Conventional writers generally use bridge circuits to route current bidirectionally in a two-terminal recording head. As recording speeds have risen to greater than 2 Gb/s, writer drivers have used complementary PNP devices in order to obtain symmetrical bi-directional fast-rise current flow in the write head. Conventional writers are separated from the write element by a transmission line approximately 2 cm in length. Therefore, the transmission line terminates at the sending end in order to reduce data-dependent jitter caused by reflections. Sufficient precharge pulse (or overshoot) is needed to secure a fast rise time for the writer head current. Overshoot is applied to increase transition gradient in the writing process. Such increase is not always necessary in Heat Assisted Magnetic Recording (HAMR) systems which rely on heat modulation to imprint transitions into the medium. In such HAMR systems, which rely on laser radiation to heat the medium, the magnetic field needs to reach steady-state before laser illumination is switched.
Some conventional writers use a SiGe process to secure additional writer performance. Complementary SiGe BiCMOS processes are costly, especially if the PNP device implements a germanium-doped base. Because hole mobility is lower than that of electrons, PNP transistors are inherently slower than NPN devices.

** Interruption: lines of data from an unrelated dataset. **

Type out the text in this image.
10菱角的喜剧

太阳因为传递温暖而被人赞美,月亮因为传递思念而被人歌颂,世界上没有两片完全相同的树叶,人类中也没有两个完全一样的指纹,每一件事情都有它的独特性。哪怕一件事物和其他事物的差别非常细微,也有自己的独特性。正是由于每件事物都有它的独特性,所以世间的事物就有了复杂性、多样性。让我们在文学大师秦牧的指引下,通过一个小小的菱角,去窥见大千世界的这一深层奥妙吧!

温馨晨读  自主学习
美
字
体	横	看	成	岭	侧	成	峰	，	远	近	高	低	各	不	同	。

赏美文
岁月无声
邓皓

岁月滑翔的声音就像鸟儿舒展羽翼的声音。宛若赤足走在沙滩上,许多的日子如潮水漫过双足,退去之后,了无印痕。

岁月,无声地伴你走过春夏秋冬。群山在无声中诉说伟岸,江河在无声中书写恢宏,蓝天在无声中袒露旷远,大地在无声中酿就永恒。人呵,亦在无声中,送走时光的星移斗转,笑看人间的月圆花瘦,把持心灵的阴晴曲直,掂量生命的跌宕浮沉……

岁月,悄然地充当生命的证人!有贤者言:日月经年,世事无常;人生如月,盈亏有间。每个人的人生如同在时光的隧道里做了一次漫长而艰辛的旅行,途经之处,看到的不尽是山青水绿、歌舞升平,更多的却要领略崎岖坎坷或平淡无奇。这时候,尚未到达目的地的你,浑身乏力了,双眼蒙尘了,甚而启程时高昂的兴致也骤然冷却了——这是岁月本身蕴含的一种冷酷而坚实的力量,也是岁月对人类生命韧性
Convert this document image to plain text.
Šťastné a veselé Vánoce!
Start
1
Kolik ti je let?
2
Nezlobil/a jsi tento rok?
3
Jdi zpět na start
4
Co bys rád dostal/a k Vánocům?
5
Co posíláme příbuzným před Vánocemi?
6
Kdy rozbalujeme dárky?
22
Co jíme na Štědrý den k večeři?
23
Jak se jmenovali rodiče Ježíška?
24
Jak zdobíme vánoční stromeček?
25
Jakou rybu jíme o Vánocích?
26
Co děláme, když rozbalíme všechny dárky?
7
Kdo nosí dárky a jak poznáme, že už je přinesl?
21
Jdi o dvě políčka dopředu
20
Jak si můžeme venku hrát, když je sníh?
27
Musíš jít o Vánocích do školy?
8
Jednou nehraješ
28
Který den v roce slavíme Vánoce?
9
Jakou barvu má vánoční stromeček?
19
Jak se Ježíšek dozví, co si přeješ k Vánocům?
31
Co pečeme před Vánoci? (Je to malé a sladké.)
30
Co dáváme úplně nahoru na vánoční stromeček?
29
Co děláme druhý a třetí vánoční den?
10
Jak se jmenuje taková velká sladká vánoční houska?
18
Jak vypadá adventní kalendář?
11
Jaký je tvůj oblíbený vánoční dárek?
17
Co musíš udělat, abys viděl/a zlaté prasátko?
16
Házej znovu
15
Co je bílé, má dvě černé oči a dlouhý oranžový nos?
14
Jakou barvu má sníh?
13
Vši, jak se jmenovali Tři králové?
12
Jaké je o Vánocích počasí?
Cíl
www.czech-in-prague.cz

High current transmission lines connecting the writer to the write head use a termination at the writer to prevent interference caused by back-reflection from the head (unless a broadband termination can be designed in the head). This results in losses and a degraded risetime. Broadband termination in the writer is also impaired by shunt capacitances.
It would be desirable to implement a writer that does not use PNP transistors while also providing high data rates and/or lower power consumption.